Toni Kipnis has made many adjustments since her husband died of a heart attack in 1992.
She has coped with aching loneliness. And caring for her San Francisco house alone has been challenging.
“It’s very tough. It’s a lot to do,” the 69-year-old Kipnis said. “Some of the things we could do together, such as work out in the yard or move things…I no longer have somebody to help me do them.”
So last year, when volunteers from a program called Sukkot in April spent a Sunday painting Kipnis’ Excelsior District home from a “sickening green” to a warm beige, it made a world of difference for the widow.
“They really, really improved the looks of it,” she said. “Everybody was impressed — my neighbors, my friends. It looked like a million dollars compared to how it looked” before.
This year, for the third time, hundreds of volunteers from the Jewish community will fan out to refurbish local homes and community institutions.
According to Sukkot in April coordinator Dee-Dee Sberlo, more than 500 volunteers will spend Sunday, April 25 sprucing up local buildings in need of a facelift.
Their targets will include homes of low-income, elderly and disabled residents. At Guerrero House, a San Francisco facility for homeless youth, volunteers will paint bedrooms, fix banisters and replace the kitchen floor.
They will paint the interior of the city’s San Cristina, which houses formerly homeless individuals with mental health problems. At an elementary school in Potrero Hill, volunteers will paint a mural and fix broken benches.
Down in San Jose, volunteers will help transform the Alliance for Community Care, a provider of mental health services.
Sukkot in April “is a one-day-a-year opportunity for the entire Jewish community to come together and perform this giant mitzvah,” Sberlo said. The event grew out of mitzvah days staged by area synagogues, Jewish day schools and community groups.

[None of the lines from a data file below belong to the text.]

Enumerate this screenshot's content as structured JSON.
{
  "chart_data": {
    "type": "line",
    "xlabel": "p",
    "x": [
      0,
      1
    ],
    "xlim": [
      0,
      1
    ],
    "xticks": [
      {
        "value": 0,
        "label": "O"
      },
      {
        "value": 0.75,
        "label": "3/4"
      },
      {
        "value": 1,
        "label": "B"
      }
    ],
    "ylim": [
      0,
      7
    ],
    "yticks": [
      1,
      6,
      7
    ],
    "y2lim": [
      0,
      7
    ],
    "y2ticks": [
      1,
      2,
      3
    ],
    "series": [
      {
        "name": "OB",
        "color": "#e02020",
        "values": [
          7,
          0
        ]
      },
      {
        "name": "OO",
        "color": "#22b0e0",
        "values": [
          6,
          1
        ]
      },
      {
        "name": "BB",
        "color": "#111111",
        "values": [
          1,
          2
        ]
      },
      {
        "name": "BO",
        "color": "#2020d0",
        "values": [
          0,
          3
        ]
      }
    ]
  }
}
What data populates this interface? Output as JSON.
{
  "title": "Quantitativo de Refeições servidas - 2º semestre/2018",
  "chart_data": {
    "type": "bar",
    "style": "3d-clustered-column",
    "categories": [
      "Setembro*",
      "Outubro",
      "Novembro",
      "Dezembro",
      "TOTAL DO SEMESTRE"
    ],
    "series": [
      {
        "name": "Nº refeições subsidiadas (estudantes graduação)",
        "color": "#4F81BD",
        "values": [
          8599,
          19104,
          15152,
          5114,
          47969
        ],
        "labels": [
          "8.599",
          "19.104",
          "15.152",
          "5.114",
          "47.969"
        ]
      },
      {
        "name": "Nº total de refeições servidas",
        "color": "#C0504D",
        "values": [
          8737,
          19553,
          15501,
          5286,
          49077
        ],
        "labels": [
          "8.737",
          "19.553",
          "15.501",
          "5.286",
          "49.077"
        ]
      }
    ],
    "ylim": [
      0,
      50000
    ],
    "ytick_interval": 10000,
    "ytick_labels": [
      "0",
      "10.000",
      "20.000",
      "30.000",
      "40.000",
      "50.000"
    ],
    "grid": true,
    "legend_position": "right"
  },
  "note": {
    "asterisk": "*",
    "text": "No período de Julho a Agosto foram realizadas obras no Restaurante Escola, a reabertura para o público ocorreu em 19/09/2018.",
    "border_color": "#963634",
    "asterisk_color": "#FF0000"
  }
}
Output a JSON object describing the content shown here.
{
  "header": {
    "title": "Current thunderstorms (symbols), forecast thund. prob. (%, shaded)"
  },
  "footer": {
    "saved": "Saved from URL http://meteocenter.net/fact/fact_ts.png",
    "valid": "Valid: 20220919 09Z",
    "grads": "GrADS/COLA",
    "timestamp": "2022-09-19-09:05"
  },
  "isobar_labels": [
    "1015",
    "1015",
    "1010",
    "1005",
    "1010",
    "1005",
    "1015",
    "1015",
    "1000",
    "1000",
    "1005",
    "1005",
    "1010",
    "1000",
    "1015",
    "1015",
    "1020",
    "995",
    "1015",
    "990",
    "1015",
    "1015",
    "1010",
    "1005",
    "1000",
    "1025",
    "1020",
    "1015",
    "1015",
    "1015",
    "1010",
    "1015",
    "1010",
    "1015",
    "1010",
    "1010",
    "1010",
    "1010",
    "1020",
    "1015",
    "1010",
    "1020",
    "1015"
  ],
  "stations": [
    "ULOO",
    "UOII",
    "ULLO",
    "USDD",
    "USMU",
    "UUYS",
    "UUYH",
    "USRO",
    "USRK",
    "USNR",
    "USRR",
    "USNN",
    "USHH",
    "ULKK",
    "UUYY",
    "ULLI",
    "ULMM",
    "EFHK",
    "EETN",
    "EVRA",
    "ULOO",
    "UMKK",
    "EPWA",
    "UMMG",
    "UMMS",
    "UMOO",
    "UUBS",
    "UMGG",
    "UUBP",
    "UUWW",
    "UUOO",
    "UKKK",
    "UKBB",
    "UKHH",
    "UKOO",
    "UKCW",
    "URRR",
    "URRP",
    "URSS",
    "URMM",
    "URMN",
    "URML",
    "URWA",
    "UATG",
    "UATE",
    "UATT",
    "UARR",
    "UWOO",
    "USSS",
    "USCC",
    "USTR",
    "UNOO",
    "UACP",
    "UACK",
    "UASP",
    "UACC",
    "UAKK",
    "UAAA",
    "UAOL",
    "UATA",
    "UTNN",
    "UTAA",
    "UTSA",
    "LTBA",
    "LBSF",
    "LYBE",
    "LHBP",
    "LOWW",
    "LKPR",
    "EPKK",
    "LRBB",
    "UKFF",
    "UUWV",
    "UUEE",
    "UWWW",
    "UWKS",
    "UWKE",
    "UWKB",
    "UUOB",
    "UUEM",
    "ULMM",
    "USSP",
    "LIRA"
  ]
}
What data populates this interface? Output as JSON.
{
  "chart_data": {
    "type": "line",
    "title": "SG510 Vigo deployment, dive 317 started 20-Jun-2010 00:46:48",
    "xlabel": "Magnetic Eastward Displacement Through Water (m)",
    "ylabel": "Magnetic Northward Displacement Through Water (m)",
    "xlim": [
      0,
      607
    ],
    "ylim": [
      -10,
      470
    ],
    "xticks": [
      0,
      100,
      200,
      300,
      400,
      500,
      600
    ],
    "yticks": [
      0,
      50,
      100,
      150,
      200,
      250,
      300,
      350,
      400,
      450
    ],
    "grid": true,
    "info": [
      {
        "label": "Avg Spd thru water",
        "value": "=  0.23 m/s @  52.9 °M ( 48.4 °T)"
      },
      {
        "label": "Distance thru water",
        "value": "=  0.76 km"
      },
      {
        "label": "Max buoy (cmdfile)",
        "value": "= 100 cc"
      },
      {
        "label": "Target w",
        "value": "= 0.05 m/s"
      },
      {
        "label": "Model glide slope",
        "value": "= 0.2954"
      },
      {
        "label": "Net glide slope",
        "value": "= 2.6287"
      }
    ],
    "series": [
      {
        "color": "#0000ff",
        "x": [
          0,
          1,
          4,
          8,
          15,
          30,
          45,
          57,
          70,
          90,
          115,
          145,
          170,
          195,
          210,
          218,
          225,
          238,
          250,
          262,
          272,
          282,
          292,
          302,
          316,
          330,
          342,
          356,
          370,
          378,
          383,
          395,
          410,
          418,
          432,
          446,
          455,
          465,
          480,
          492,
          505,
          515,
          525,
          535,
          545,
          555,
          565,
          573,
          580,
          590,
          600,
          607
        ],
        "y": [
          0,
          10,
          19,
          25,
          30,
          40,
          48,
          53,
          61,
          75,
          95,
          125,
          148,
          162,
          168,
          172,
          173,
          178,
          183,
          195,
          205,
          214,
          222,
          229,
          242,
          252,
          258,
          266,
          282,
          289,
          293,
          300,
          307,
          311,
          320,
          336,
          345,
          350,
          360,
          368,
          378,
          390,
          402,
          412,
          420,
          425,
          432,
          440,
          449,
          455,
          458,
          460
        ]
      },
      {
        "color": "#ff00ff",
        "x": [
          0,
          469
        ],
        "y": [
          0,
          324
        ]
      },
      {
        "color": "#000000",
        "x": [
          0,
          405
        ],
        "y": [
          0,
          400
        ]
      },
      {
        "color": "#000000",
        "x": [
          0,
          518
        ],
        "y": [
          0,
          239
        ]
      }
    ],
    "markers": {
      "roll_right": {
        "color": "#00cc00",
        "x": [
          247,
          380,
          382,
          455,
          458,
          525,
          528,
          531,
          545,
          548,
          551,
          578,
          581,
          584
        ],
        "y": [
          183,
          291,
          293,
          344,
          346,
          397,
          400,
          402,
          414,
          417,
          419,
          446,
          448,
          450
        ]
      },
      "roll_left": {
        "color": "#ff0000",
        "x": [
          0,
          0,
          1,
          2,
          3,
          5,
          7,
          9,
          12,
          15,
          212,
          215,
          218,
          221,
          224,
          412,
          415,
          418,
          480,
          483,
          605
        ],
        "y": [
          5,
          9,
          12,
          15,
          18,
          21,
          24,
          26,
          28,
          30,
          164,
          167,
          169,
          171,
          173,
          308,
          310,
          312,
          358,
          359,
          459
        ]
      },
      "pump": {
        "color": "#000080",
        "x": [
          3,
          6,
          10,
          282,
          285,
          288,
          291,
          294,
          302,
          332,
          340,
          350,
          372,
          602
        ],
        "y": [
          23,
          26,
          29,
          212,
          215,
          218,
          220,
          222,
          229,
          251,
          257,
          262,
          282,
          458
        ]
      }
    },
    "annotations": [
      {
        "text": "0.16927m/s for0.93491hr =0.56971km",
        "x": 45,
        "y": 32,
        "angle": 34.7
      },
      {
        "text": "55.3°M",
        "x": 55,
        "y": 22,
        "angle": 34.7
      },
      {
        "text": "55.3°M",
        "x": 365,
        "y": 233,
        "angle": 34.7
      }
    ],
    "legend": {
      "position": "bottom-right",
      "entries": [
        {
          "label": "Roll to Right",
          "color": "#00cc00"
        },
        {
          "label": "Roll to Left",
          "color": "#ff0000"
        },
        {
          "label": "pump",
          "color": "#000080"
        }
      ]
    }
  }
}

April 25 volunteers will range in age from students to seniors and come from more than 33 Jewish organizations. In many cases, they will not only spruce up buildings, but spirits as well.
Last year, “the people who did the work were very friendly, very helpful,” Kipnis said. “It made me feel really good. It made me feel there are people that don’t even know me that care enough to do this for me.”
The volunteers will know about their site’s owners before arriving to start work. This year, students from San Francisco high schools have taken oral histories of homeowners. These written accounts will be passed on to project captains, who in turn will relay the information to their teams. That way, “when they come into the person’s home, they have a sense of the person and their family,” Sberlo said.
Sukkot in April coordinators work closely with those organizing Christmas in April, which involves community workdays across the country. In some cases, Sukkot in April volunteers will finish the labor of Christmas in April participants, who will work the day before their Jewish counterparts.
Much preparation goes into readying the sites for work. Project captains visit the locations to assess the need for labor and supplies. And people schooled in occupational hazards check the sites for potential safety pitfalls.
“It takes an entire year to plan this one day,” Sberlo reported.
Major funders for this year’s Sukkot in April include Christmas in April, the Koret Foundation, Walter & Elise Haas Fund, Lisa and Douglas Goldman Fund and Emanu-El Community Fund. Volunteers will be asked to make a $10 contribution to help cover costs.
This year, for the first time, volunteers will meet for a post-event party to celebrate the fruits of their labors.
“Everybody will come together paint-splattered, in dirty clothes for an esprit de corps,” Sberlo said. “We’ll high-five each other on a day of work well done.”